Lions wary of Jenkins, revamped Giants
Allen Park — Successful NFL teams typically build their rosters through the draft and spend prudently in free agency to fill the remaining holes. The Detroit Lions’ upcoming opponent, the New York Giants, bucked that philosophy this offseason, breaking the bank to land multiple players and rebuild a defense in disarray on the fly.
Scoring wasn’t an issue for the Giants in 2015, but the team couldn’t stop their opponents from scoring a little more. With a defense that ranked last in the league, the team stumbled to a 6-10 record, punctuated by longtime coach Tom Coughlin’s resignation at season’s end.
The Giants spared no expense to fix their issues, outspending the rest of the league in free agency by a wide margin, with a focus on its defense. On the first day of free agency, the team signed three huge pieces.
■Cornerback Janoris Jenkins (five years, $62.5 million)
■Defensive end Olivier Vernon (five years, $85 million)
■Defensive tackle Damon “Snacks” Harrison (five years, $46.25 million)
One of the more well-known risk-reward players when he was drafted by the Rams four years ago. Jenkins always has been a playmaker. He’s managed to take his game to even greater heights in his new setting. He’s intercepted three passes and already has a career-high 17 pass defenses. On plays where he’s targeted, he’s allowing a completion fewer than 40 percent of the time.
“I think he’s playing extremely well,” Lions quarterback Matthew Stafford said. “The lack of taking the risks has kind of cut down on the big plays allowed. He’s just playing really true, great technique and has all the physical tools you want.”
The 350-pound Harrison has been an anchor in New York, both in the middle of the defense and as a leader, according to second-year safety Landon Collins.
“It always starts with our front line and Snacks gets us right,” Collins said. “He stays on top of us and he is just a role model and a team leader. Him being hard on himself makes us be hard on ourselves and he makes sure that we see that we need to do better in every circumstance.”
To round out the transformation, the team spent its first-round pick (10th overall) on Ohio State’s Eli Apple. After a slow start, the 6-foot-1 cornerback has played nearly every snap for the Giants the past four weeks. In those games he’s recorded 18 tackles, three pass breakups and his first interception.
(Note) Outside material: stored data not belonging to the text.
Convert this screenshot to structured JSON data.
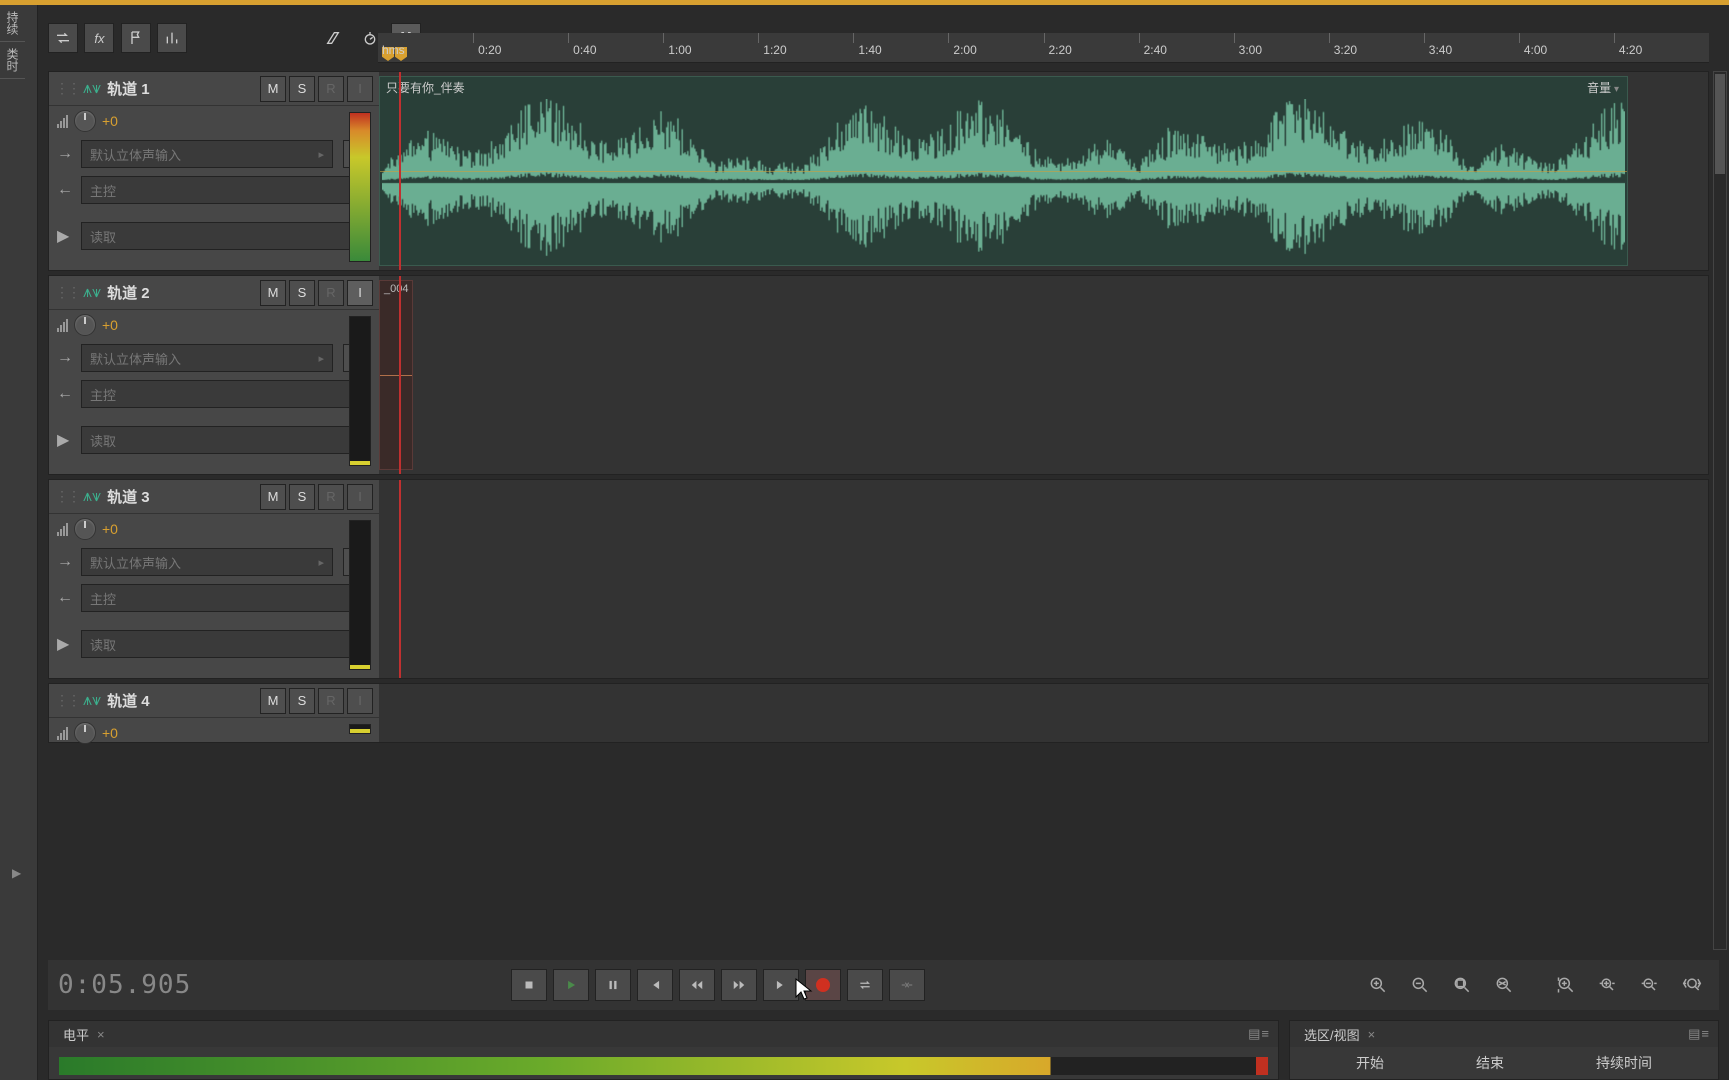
{
  "left_tabs": [
    "持续",
    "类时"
  ],
  "toolbar": {
    "loop": "loop",
    "fx": "fx",
    "flag": "flag",
    "bars": "bars",
    "skew": "skew",
    "clock": "clock",
    "snap": "snap"
  },
  "ruler": {
    "hms": "hms",
    "marks": [
      "0:20",
      "0:40",
      "1:00",
      "1:20",
      "1:40",
      "2:00",
      "2:20",
      "2:40",
      "3:00",
      "3:20",
      "3:40",
      "4:00",
      "4:20"
    ]
  },
  "tracks": [
    {
      "name": "轨道 1",
      "gain": "+0",
      "input": "默认立体声输入",
      "output": "主控",
      "read": "读取",
      "m": "M",
      "s": "S",
      "r": "R",
      "i": "I",
      "i_on": false,
      "meter": "gradient"
    },
    {
      "name": "轨道 2",
      "gain": "+0",
      "input": "默认立体声输入",
      "output": "主控",
      "read": "读取",
      "m": "M",
      "s": "S",
      "r": "R",
      "i": "I",
      "i_on": true,
      "meter": "dark"
    },
    {
      "name": "轨道 3",
      "gain": "+0",
      "input": "默认立体声输入",
      "output": "主控",
      "read": "读取",
      "m": "M",
      "s": "S",
      "r": "R",
      "i": "I",
      "i_on": false,
      "meter": "dark"
    },
    {
      "name": "轨道 4",
      "gain": "+0",
      "m": "M",
      "s": "S",
      "r": "R",
      "i": "I",
      "i_on": false
    }
  ],
  "clip1": {
    "label": "只要有你_伴奏",
    "vol": "音量"
  },
  "clip2": {
    "label": "_004"
  },
  "transport": {
    "time": "0:05.905"
  },
  "panels": {
    "level": {
      "title": "电平"
    },
    "selection": {
      "title": "选区/视图",
      "cols": [
        "开始",
        "结束",
        "持续时间"
      ]
    }
  }
}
“He was out there trying to learn the pro game and he was battling through a couple things physically,” Giants coach Ben McAdoo said. “But once he got healthy and got out there on a consistent basis and could practice on a consistent basis, the game came together for him.”
Combined, the upgrades have made the Giants one of the league’s more formidable units. The team is allowing 18.8 points per game, nearly a nine-point improvement.
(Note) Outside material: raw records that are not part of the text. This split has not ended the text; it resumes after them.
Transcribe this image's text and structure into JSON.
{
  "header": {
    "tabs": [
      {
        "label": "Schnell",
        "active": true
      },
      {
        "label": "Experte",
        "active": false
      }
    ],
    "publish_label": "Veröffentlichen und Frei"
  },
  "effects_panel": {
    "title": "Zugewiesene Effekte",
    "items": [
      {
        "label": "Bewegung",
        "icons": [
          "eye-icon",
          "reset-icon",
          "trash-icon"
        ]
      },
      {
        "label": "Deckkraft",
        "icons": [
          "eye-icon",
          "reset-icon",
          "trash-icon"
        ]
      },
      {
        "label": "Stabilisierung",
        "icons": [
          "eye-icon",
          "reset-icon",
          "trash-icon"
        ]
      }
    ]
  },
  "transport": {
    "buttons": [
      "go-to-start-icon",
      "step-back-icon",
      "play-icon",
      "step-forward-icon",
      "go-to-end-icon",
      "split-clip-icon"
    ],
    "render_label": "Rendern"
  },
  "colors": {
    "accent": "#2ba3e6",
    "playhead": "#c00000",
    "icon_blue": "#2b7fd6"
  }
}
Passing against the Giants has been particularly problematic. They’re one of four teams holding opposing quarterbacks to a completion percentage under 60 while intercepting as many passes as touchdowns allowed.
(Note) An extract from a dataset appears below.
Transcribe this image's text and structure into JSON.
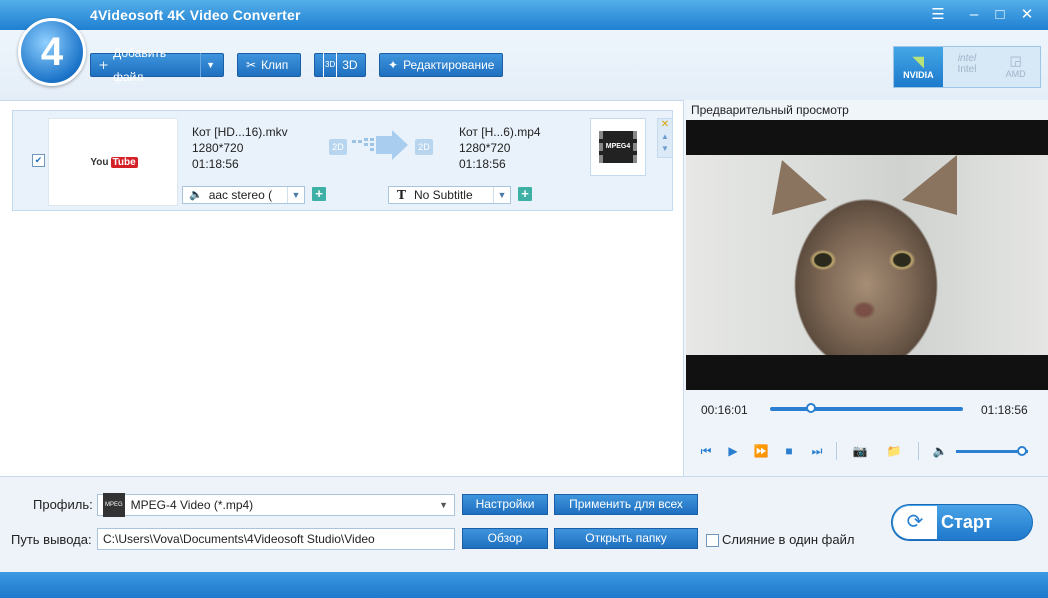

That’s also allowed New York to be stellar on third downs. They’ve allowed just 35.5 percent to be converted against them, the fourth-best rate in the league.
That’s a tough draw when your quarterback is nursing an injured finger on his throwing hand, which Stafford admitted affected his accuracy and velocity last weekend. The Lions’ best bet will be keeping the Giants off-balance.
“Those guys are very aggressive, they’ll jump passes, they’ll study your tendencies, they’ll study what routes you like to run on certain scenarios,” Lions offensive coordinator Jim Bob Cooter said. “They’ve got a bunch of players back there who play aggressive football, who go to intercept the ball, to break up the ball. They’re going to have a good feel for what we do. We’re going to have to sometimes change that up, sometimes just go execute.”
Lions at Giants
Kickoff: 1 p.m. Sunday, MetLife Stadium, East Rutherford, N.J.